Interactive SVD Visualization
This interactive demo visualizes the Singular Value Decomposition process for 2×2 matrices. SVD expresses any matrix A as a product A = UΣVT, which can be understood geometrically as a composition of three transformations:
- VT: Rotation/reflection using right singular vectors (orthogonal)
- Σ: Scaling along the axes (singular values)
- U: Rotation/reflection using left singular vectors (orthogonal)
Use the visualization to see how each component of SVD contributes to the overall transformation:
Try different matrices to observe how SVD works with various transformations:
- Identity: No transformation occurs
- Scaling: Only the singular values differ from 1
- Rotation: U and V are identical rotation matrices
- Symmetric: U = V (special case for symmetric matrices)
- Shear: Combination of rotation and non-uniform scaling
SVD with Fundamental Subspaces
Consider an \(m \times n\) matrix \(A = U\Sigma V^T\).
Let \(u_1, \cdots, u_m\) be the left singular vectors, \(v_1, \cdots, v_n\) be
the right singular vectors, \(\sigma_1, \cdots, \sigma_n\) be the singular values, and \(r\) be the rank of \(A\).
\(\{Av_1, \cdots, Av_r\} = \{\sigma_1u_1, \cdots, \sigma_ru_r\} \) is an orthogonal basis for \(\text{Col }A\) and then
\(\{u_1, \cdots, u_r\}\) is an orthonormal basis for \(\text{Col }A\). Also, \((\text{Col }A)^{\perp} = \text{Nul }A^T \).
Thus, \(\{u_{r+1}, \cdots, u_m\}\) is an orthonormal basis for \(\text{Nul }A^T\).

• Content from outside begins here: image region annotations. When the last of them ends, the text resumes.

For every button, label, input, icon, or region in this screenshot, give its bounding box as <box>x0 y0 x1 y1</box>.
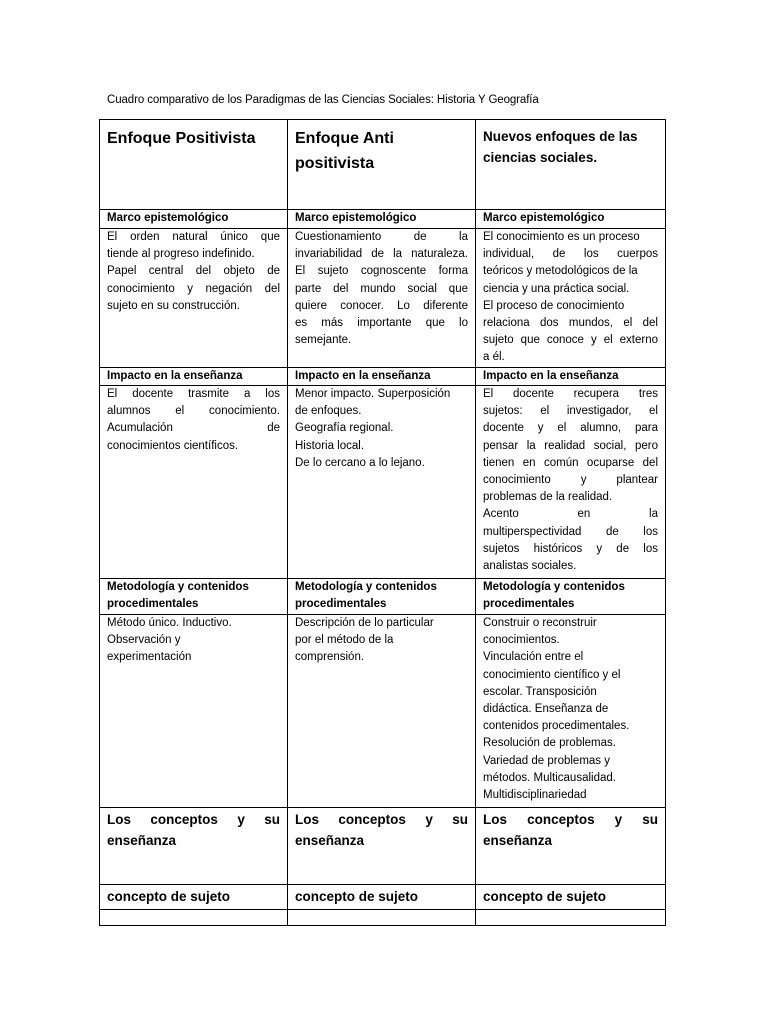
text-line: Vinculación entre el <box>483 651 584 664</box>
text-line: Observación y <box>107 634 181 647</box>
cell-metodologia-anti-positivista <box>288 615 476 808</box>
text-line: métodos. Multicausalidad. <box>483 771 616 784</box>
text-line: comprensión. <box>295 651 365 664</box>
text-line: El conocimiento es un proceso <box>483 231 640 243</box>
row-conceptos <box>100 808 666 885</box>
cell-impacto-nuevos <box>476 386 666 579</box>
text-line: Acumulación de <box>107 422 280 435</box>
cell-impacto-positivista <box>100 386 288 579</box>
section-row-impacto <box>100 368 666 386</box>
cell-empty-2 <box>288 910 476 926</box>
text-line: multiperspectividad de los <box>483 525 658 538</box>
cell-metodologia-nuevos <box>476 615 666 808</box>
text-line: escolar. Transposición <box>483 685 597 698</box>
text-line: conocimiento científico y el <box>483 668 621 681</box>
content-row-impacto <box>100 386 666 579</box>
text-line: El docente recupera tres <box>483 388 658 400</box>
text-line: sujetos históricos y de los <box>483 542 658 555</box>
cell-empty-1 <box>100 910 288 926</box>
comparison-table <box>99 119 666 926</box>
text-line: conocimiento y negación del <box>107 282 280 295</box>
text-line: tienen en común ocuparse del <box>483 456 658 469</box>
text-line: Resolución de problemas. <box>483 737 616 750</box>
text-line: teóricos y metodológicos de la <box>483 265 638 278</box>
cell-sujeto-nuevos: concepto de sujeto <box>476 885 666 910</box>
document-title: Cuadro comparativo de los Paradigmas de las Ciencias Sociales: Historia Y Geografía <box>107 94 539 106</box>
text-line: por el método de la <box>295 634 394 647</box>
section-row-metodologia <box>100 579 666 615</box>
header-nuevos-enfoques: Nuevos enfoques de las ciencias sociales. <box>476 120 666 210</box>
text-line: sujeto que conoce y el externo <box>483 334 658 347</box>
text-line: Geografía regional. <box>295 422 394 435</box>
section-label-impacto-1: Impacto en la enseñanza <box>100 368 288 386</box>
row-empty <box>100 910 666 926</box>
text-line: El orden natural único que <box>107 231 280 243</box>
text-line: contenidos procedimentales. <box>483 720 630 733</box>
header-positivista: Enfoque Positivista <box>100 120 288 210</box>
cell-conceptos-nuevos: Los conceptos y su enseñanza <box>476 808 666 885</box>
cell-empty-3 <box>476 910 666 926</box>
cell-sujeto-positivista: concepto de sujeto <box>100 885 288 910</box>
text-line: Multidisciplinariedad <box>483 789 587 802</box>
text-line: De lo cercano a lo lejano. <box>295 456 425 469</box>
section-label-metodologia-2: Metodología y contenidos procedimentales <box>288 579 476 615</box>
text-line: Construir o reconstruir <box>483 617 597 629</box>
text-line: ciencia y una práctica social. <box>483 282 630 295</box>
section-label-metodologia-1: Metodología y contenidos procedimentales <box>100 579 288 615</box>
cell-marco-nuevos <box>476 229 666 368</box>
text-line: a él. <box>483 351 505 364</box>
section-label-impacto-2: Impacto en la enseñanza <box>288 368 476 386</box>
text-line: conocimientos. <box>483 634 560 647</box>
header-anti-positivista: Enfoque Anti positivista <box>288 120 476 210</box>
cell-marco-anti-positivista <box>288 229 476 368</box>
section-label-marco-1: Marco epistemológico <box>100 210 288 229</box>
text-line: Historia local. <box>295 439 365 452</box>
cell-sujeto-anti-positivista: concepto de sujeto <box>288 885 476 910</box>
text-line: Menor impacto. Superposición <box>295 388 451 400</box>
text-line: alumnos el conocimiento. <box>107 405 280 418</box>
text-line: conocimiento y plantear <box>483 474 658 487</box>
text-line: sujetos: el investigador, el <box>483 405 658 418</box>
text-line: semejante. <box>295 334 352 347</box>
text-line: Descripción de lo particular <box>295 617 434 629</box>
text-line: experimentación <box>107 651 192 664</box>
text-line: relaciona dos mundos, el del <box>483 317 658 330</box>
text-line: problemas de la realidad. <box>483 491 613 504</box>
row-sujeto <box>100 885 666 910</box>
text-line: Acento en la <box>483 508 658 521</box>
text-line: El proceso de conocimiento <box>483 299 625 312</box>
text-line: El sujeto cognoscente forma <box>295 265 468 278</box>
header-row <box>100 120 666 210</box>
section-row-marco <box>100 210 666 229</box>
cell-conceptos-positivista: Los conceptos y su enseñanza <box>100 808 288 885</box>
text-line: tiende al progreso indefinido. <box>107 248 255 261</box>
text-line: es más importante que lo <box>295 317 468 330</box>
text-line: El docente trasmite a los <box>107 388 280 400</box>
text-line: de enfoques. <box>295 405 362 418</box>
section-label-marco-3: Marco epistemológico <box>476 210 666 229</box>
text-line: invariabilidad de la naturaleza. <box>295 248 468 261</box>
section-label-metodologia-3: Metodología y contenidos procedimentales <box>476 579 666 615</box>
text-line: conocimientos científicos. <box>107 439 239 452</box>
text-line: Variedad de problemas y <box>483 754 610 767</box>
cell-marco-positivista <box>100 229 288 368</box>
text-line: Cuestionamiento de la <box>295 231 468 243</box>
text-line: individual, de los cuerpos <box>483 248 658 261</box>
text-line: sujeto en su construcción. <box>107 299 240 312</box>
section-label-impacto-3: Impacto en la enseñanza <box>476 368 666 386</box>
text-line: parte del mundo social que <box>295 282 468 295</box>
text-line: Papel central del objeto de <box>107 265 280 278</box>
text-line: docente y el alumno, para <box>483 422 658 435</box>
cell-metodologia-positivista <box>100 615 288 808</box>
section-label-marco-2: Marco epistemológico <box>288 210 476 229</box>
text-line: didáctica. Enseñanza de <box>483 703 609 716</box>
text-line: analistas sociales. <box>483 560 577 573</box>
text-line: quiere conocer. Lo diferente <box>295 299 468 312</box>
text-line: pensar la realidad social, pero <box>483 439 658 452</box>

Since \(\| Av_i \| = \sigma_i = 0\) iff \(i > r \,\), \(v_{r+1}, \cdots, v_n\) span a subspace of \(\text{Nul }A\)
of dimension \(n-r\), but we know that \(\dim \text{Nul }A = n - \text{rank } A = n -r\).
Therefore, \(\{v_{r+1}, \cdots, v_n\}\) is an orthonormal basis for \(\text{Nul }A\).
Finally, since \((\text{Nul }A)^{\perp} = \text{Col }A^T = \text{Row }A \), \(\{v_1, \cdots, v_r\}\) is an orthonormal basis for \(\text{Row }A\).
Now, we assume \(A\) is an \(n \times n\) matrix. From above facts, we derive additional invertible matrix theorems (See: invertible matrix):
- \((\text{Col }A)^{\perp} = \{0\}\).
- \((\text{Nul }A)^{\perp} = \mathbb{R}^n\).
- \(\text{Row }A = \mathbb{R}^n\).
- \(A\) has \(n\) nonzero singular values.